The Atlantic lauds New York City’s Mayor Bloomberg for pushing his ban on large sodas, selecting him as one of their “brave thinkers” of 2012. They cite Bloomberg’s lack of concern for approval as evidence of his bravery, especially given that “the New York Times‘ polling showed that the idea has been rejected by every demographic group in the city and every political persuasion.” Earth to The Atlantic: Forcing one’s ideas on people is not bravery; it is tyranny.
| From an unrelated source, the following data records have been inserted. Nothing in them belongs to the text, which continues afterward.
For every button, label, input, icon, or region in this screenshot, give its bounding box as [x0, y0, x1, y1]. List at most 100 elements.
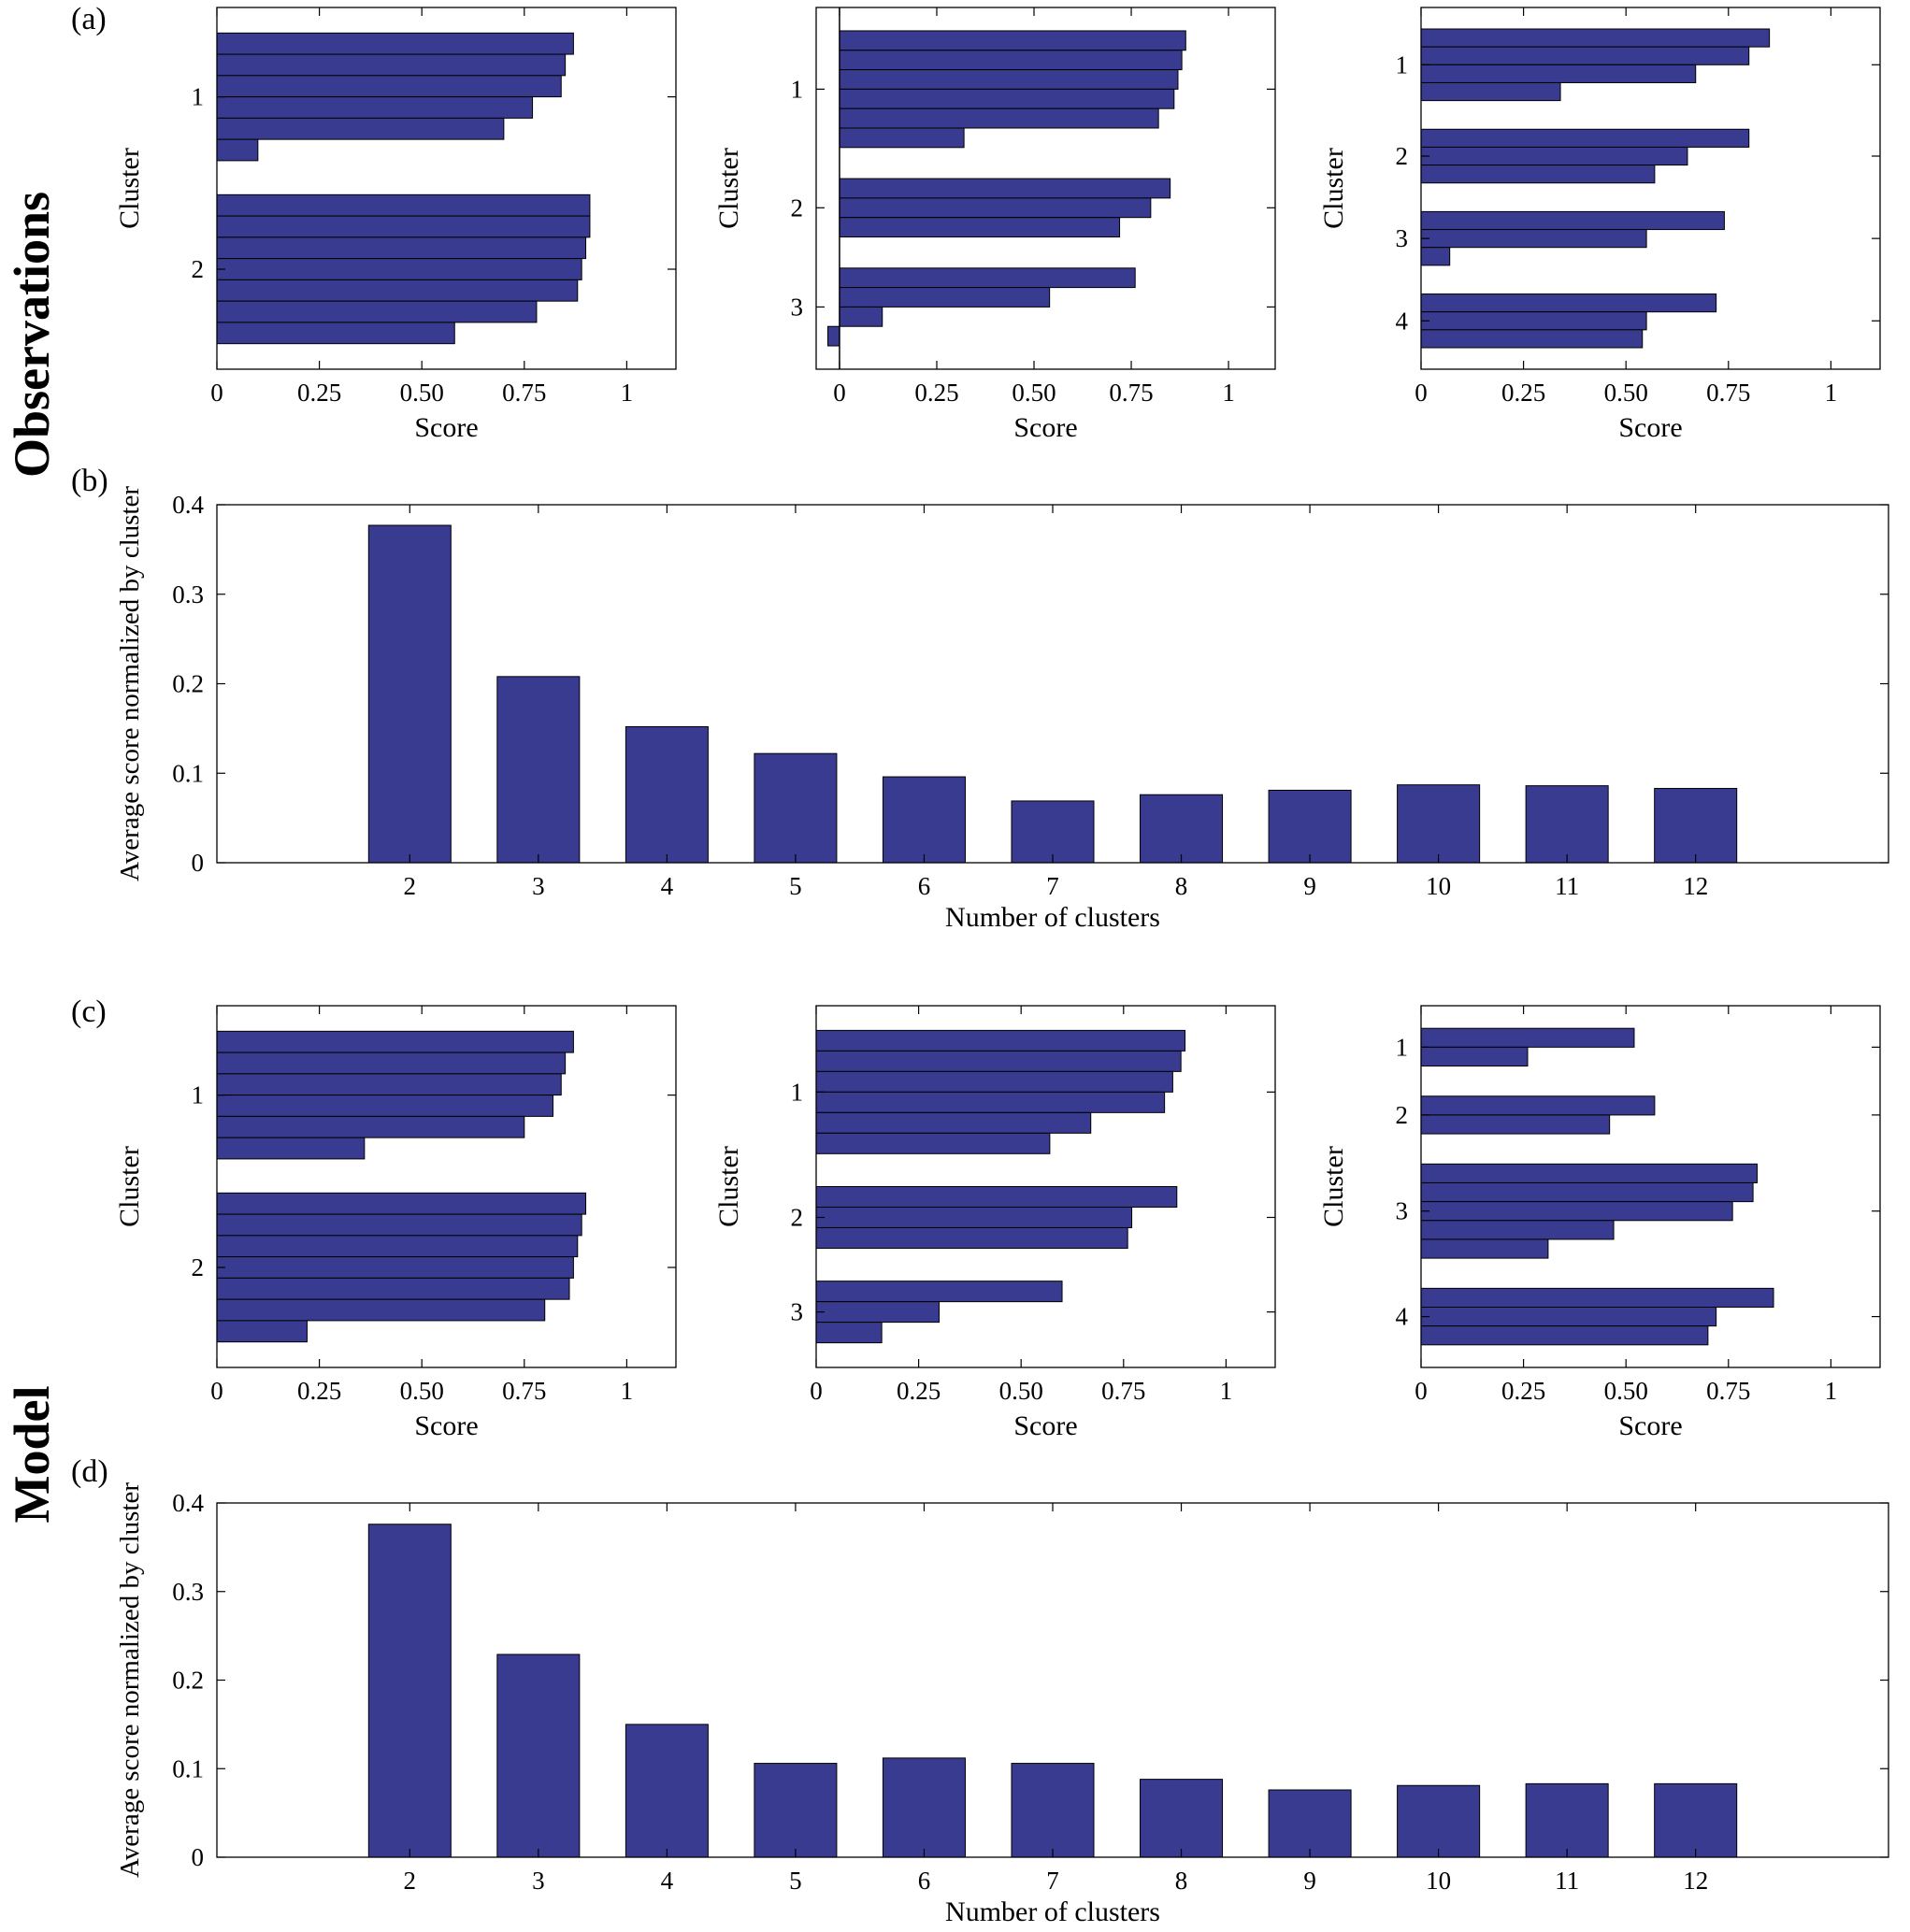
silhouette-bar	[216, 32, 574, 55]
x-tick-label: 0.50	[400, 379, 444, 407]
y-axis-label: Cluster	[114, 148, 145, 229]
bar	[1397, 1784, 1481, 1858]
x-tick-label: 11	[1555, 872, 1579, 900]
silhouette-bar	[1420, 293, 1717, 313]
axes-box	[216, 7, 677, 370]
silhouette-bar	[1420, 1046, 1529, 1066]
chart-model-silhouette-3: 0 0.25 0.50 0.75 1 1 2 3 Score Cluster	[697, 998, 1302, 1447]
y-tick-label: 0.2	[172, 1667, 204, 1695]
bar	[1525, 785, 1609, 864]
bar	[1011, 1763, 1095, 1858]
y-tick-label: 0.1	[172, 1754, 204, 1782]
silhouette-bar	[1420, 146, 1688, 166]
x-tick-label: 0.75	[1706, 379, 1750, 407]
chart-svg: 0 0.25 0.50 0.75 1 1 2 Score Cluster	[114, 7, 677, 443]
silhouette-bar	[216, 1298, 546, 1322]
x-tick-label: 6	[918, 1867, 931, 1895]
x-tick-label: 0	[1415, 1377, 1428, 1405]
bar	[625, 1724, 709, 1858]
x-axis-label: Score	[1618, 1410, 1682, 1441]
x-tick-label: 1	[1825, 379, 1838, 407]
y-tick-label: 0.3	[172, 580, 204, 608]
silhouette-bar	[216, 138, 259, 162]
x-tick-label: 9	[1303, 872, 1316, 900]
bar	[367, 524, 452, 864]
x-tick-label: 8	[1175, 1867, 1188, 1895]
silhouette-bar	[216, 1115, 525, 1138]
y-tick-label: 2	[1396, 1101, 1409, 1129]
x-axis-label: Score	[1013, 1410, 1077, 1441]
y-tick-label: 3	[1396, 1197, 1409, 1225]
x-tick-label: 0.25	[1501, 1377, 1545, 1405]
silhouette-bar	[216, 1213, 582, 1237]
x-tick-label: 0.50	[1604, 379, 1648, 407]
silhouette-bar	[815, 1281, 1063, 1303]
silhouette-bar	[815, 1070, 1173, 1093]
silhouette-bar	[216, 279, 579, 302]
silhouette-bar	[839, 88, 1175, 109]
silhouette-bar	[216, 117, 505, 140]
axes-box	[815, 1005, 1276, 1368]
silhouette-bar	[1420, 1238, 1549, 1259]
x-tick-label: 0.50	[999, 1377, 1043, 1405]
silhouette-bar	[216, 53, 567, 77]
chart-model-silhouette-2: 0 0.25 0.50 0.75 1 1 2 Score Cluster	[97, 998, 703, 1447]
x-tick-label: 4	[661, 1867, 674, 1895]
silhouette-bar	[216, 300, 538, 323]
silhouette-bar	[1420, 28, 1771, 48]
chart-observations-silhouette-2: 0 0.25 0.50 0.75 1 1 2 Score Cluster	[97, 0, 703, 449]
x-tick-label: 2	[404, 1867, 417, 1895]
silhouette-bar	[839, 306, 883, 327]
x-tick-label: 0	[833, 379, 846, 407]
silhouette-bar	[815, 1322, 883, 1344]
x-axis-label: Score	[1013, 412, 1077, 443]
y-tick-label: 0.1	[172, 759, 204, 787]
chart-svg: 0 0.1 0.2 0.3 0.4 2 3 4 5 6 7 8 9 10 11 12 Number of clu…	[115, 486, 1889, 933]
silhouette-bar	[815, 1050, 1182, 1072]
x-tick-label: 0.75	[502, 379, 546, 407]
silhouette-bar	[1420, 64, 1697, 83]
bar	[1140, 794, 1224, 864]
x-tick-label: 7	[1046, 1867, 1059, 1895]
y-tick-label: 2	[192, 255, 205, 283]
silhouette-bar	[1420, 1325, 1709, 1346]
x-tick-label: 5	[789, 1867, 802, 1895]
x-tick-label: 6	[918, 872, 931, 900]
x-axis-label: Score	[414, 412, 478, 443]
x-tick-label: 3	[532, 1867, 545, 1895]
bar	[882, 776, 966, 864]
y-tick-label: 2	[791, 193, 804, 222]
silhouette-bar	[839, 197, 1152, 219]
silhouette-bar	[839, 30, 1186, 51]
y-tick-label: 2	[791, 1203, 804, 1231]
axes-box	[1420, 1005, 1881, 1368]
bar	[496, 1653, 581, 1858]
x-tick-label: 1	[621, 1377, 634, 1405]
silhouette-bar	[216, 1137, 366, 1160]
bar	[1268, 1789, 1352, 1858]
x-tick-label: 0.50	[1012, 379, 1056, 407]
y-tick-label: 0	[192, 849, 205, 877]
silhouette-bar	[216, 1030, 574, 1053]
silhouette-bar	[826, 325, 840, 347]
x-tick-label: 10	[1426, 872, 1451, 900]
silhouette-bar	[216, 1073, 562, 1096]
y-tick-label: 0.4	[172, 491, 204, 519]
silhouette-bar	[1420, 128, 1750, 148]
x-tick-label: 0.50	[400, 1377, 444, 1405]
silhouette-bar	[815, 1301, 941, 1324]
x-axis-label: Number of clusters	[945, 1896, 1160, 1927]
x-axis-label: Score	[414, 1410, 478, 1441]
x-tick-label: 0.75	[1706, 1377, 1750, 1405]
y-tick-label: 0.2	[172, 670, 204, 698]
silhouette-bar	[1420, 329, 1644, 349]
x-tick-label: 0.75	[502, 1377, 546, 1405]
x-tick-label: 11	[1555, 1867, 1579, 1895]
y-tick-label: 1	[791, 1078, 804, 1106]
silhouette-bar	[216, 75, 562, 98]
silhouette-bar	[815, 1226, 1128, 1249]
silhouette-bar	[1420, 1095, 1656, 1116]
x-tick-label: 1	[1220, 1377, 1233, 1405]
bar	[367, 1524, 452, 1858]
y-tick-label: 1	[192, 83, 205, 111]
For his part, Bloomberg seems slightly less confused than The Atlantic is about the nature of his actions. He explicitly cites his use of force in defense of his measures: “We’re not taking away anybody’s right to do things, we’re simply forcing you to understand that you have to make the conscious decision to go from one cup to another cup.” Bloomberg did not proceed to address the pressing question of how it is that forcing individuals and businesses to act against their own judgment is not “taking away their right to do things.” But, hey, he’s a busy guy.
Given that The Atlantic is treating him as a hero for engaging in such rights-violating evasions, perhaps by next Thanksgiving Bloomberg will have banned second helpings of turkey and stuffing.
We New Yorkers and Americans who value our vanishing freedoms should not only condemn Bloomberg for his acts of tyranny; we should also condemn The Atlantic for asininely praising it (as Scott Whitlock does for Newsbusters).
With mainstream media like this, who needs The Nation or Mother Jones.